Supply and demand in the global energy market have pushed prices to a record high this month in what industry pundits are called a ‘perfect storm.’
Energy prices are now over 250% higher than they were in January, and will likely keep climbing.
Construction experts warn that these energy hikes will impact the costs of ceramic products, glass, steel, aluminium, and bricks, causing noticeable repercussions to the UK building industry.
For a sector already facing fuel, labour, and HGV driver shortages, these cost inflations will add further pressure, tipping some construction businesses into insolvency.
Cost Inflation in Energy-Intensive Industries
On 1 October 2021, British Steel announced a £30 per tonne price hike, saying it could no longer absorb rising energy costs alone. The move echoes one which is occurring in multiple industries whose profits margins are closely tied to energy prices
“This current situation shines a light on fragility at the heart of our supply chains”, comments insolvency practitioner Simon Renshaw.
“Most of our foundational industries are energy-intensive and have no choice but to raise their own prices when facing higher manufacturing costs. The building industry is, by consequence, one of the worst affected as they rely directly on products that must be fired, smelted or furnace-heated.

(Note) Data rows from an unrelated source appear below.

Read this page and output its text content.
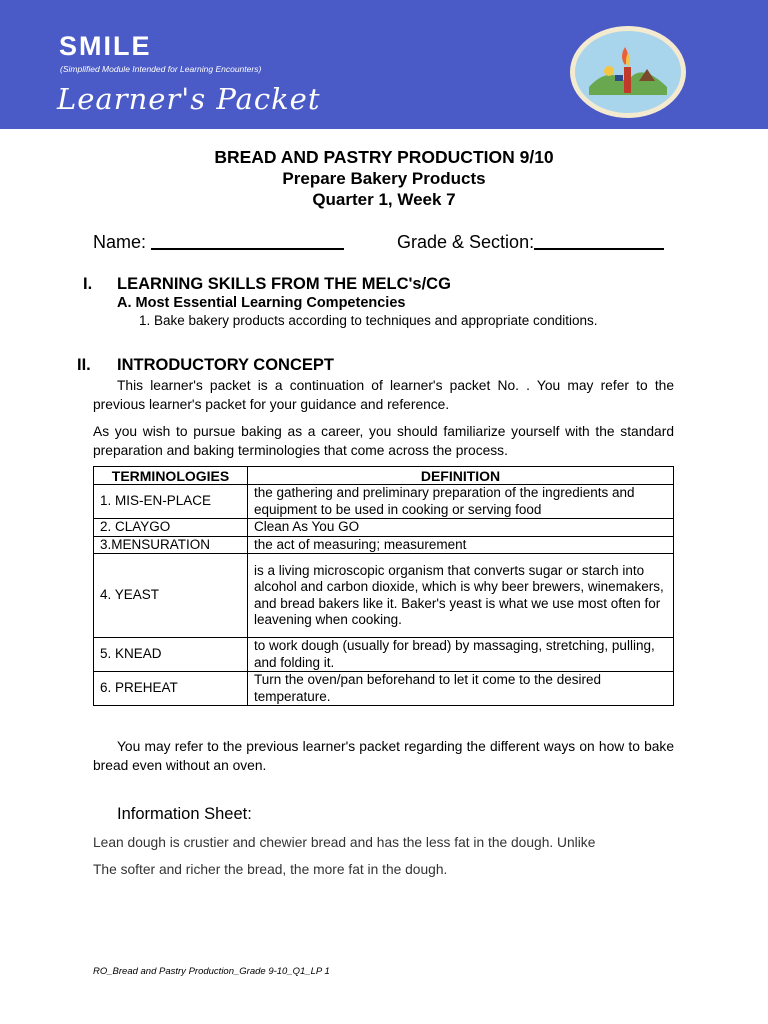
SMILE
(Simplified Module Intended for Learning Encounters)
Learner's Packet
BREAD AND PASTRY PRODUCTION 9/10
Prepare Bakery Products
Quarter 1, Week 7
Name:	Grade & Section:
I. LEARNING SKILLS FROM THE MELC's/CG
A. Most Essential Learning Competencies
1. Bake bakery products according to techniques and appropriate conditions.
II. INTRODUCTORY CONCEPT
This learner's packet is a continuation of learner's packet No. . You may refer to the previous learner's packet for your guidance and reference.
As you wish to pursue baking as a career, you should familiarize yourself with the standard preparation and baking terminologies that come across the process.
TERMINOLOGIES	DEFINITION
1. MIS-EN-PLACE	the gathering and preliminary preparation of the ingredients and equipment to be used in cooking or serving food
2. CLAYGO	Clean As You GO
3.MENSURATION	the act of measuring; measurement
4. YEAST	is a living microscopic organism that converts sugar or starch into alcohol and carbon dioxide, which is why beer brewers, winemakers, and bread bakers like it. Baker's yeast is what we use most often for leavening when cooking.
5. KNEAD	to work dough (usually for bread) by massaging, stretching, pulling, and folding it.
6. PREHEAT	Turn the oven/pan beforehand to let it come to the desired temperature.
You may refer to the previous learner's packet regarding the different ways on how to bake bread even without an oven.
Information Sheet:
Lean dough is crustier and chewier bread and has the less fat in the dough. Unlike
The softer and richer the bread, the more fat in the dough.
RO_Bread and Pastry Production_Grade 9-10_Q1_LP 1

“The UK construction industry finds itself in a perilous position which will undoubtedly lead to more insolvencies over the coming months.”
4 Industries Already Impacted by Rising Energy Costs
Glass
Northern Irish glass company Encirc usually spends £40m a year on its energy bills. This year’s spike in gas prices means that it will have to spend nearer £100m.
“Generally we will have contracts for 12 months at a time, so we’re having to look at what contracts are offering… how we can pass these price increases on and how can we can protect our business in that regard” MD Adrian Curry told the BBC.
“There seems to be no cap to it and it’s continuing to rise on an almost weekly basis,” Mr. Curry said.
Steel
Commenting on recent power price spikes UK Steel director-general, Gareth Stace said: “These extortionate prices are forcing some UK steelmakers to suspend their operations during periods when the cost of energy is quoted in the thousands per megawatt-hour; last year, prices were roughly £50 per megawatt-hour.
“Even with the global steel market as buoyant as it is, these eye-watering prices are making it impossible to profitably make steel at certain times of the day and night.
Bricks
“As gas prices started to escalate we had to decide, do we continue to absorb those costs, do we slow down, potentially lay people off to save that huge increase in energy,” Kevin Preston, production director at Ketley Brick Company told Sky News. For now, to try to save jobs, the company has decided to raise its prices. From January, bricks will be sold for 10% more.
Ceramics
Dr Laura Cohen, from the British Ceramic Confederation based in Stoke-on-Trent, told the BBC her members had seen prices double since the energy crisis.
“We’ve got this triple whammy with this international competitiveness and the high prices are getting them considering scaling back production.
“As prices continue to go up and then the higher pricing extends, the other members are likely to be forced to stop production due to uneconomically high energy costs.”
Dr Cohen noted that if there was a national shortfall in gas, ceramic businesses could be “forced off the gas network” and if that were to happen, a “forced quick shutdown” can cause “severe damage to kilns, which might threaten business viability.”
UK Construction Sector Insolvencies Likely to Rise Significantly
“With the end of government support meeting the energy price crisis, it’s unsurprising the number of administrations and receiverships in the construction industry doubled to 34 during the third quarter of 2021”, comments Simon Renshaw.
“The construction sector has its hands full right now with wage inflation, supply-chain issues, and now a cost-increase that shows no signs of slowing down. Firms will need to re-assess their pricing very carefully, and manage risk as the winter progresses.”
“Nevertheless, we are likely to see increase corporate collapse in the coming months. This sector, critical to the health of our economy, remains vulnerable.”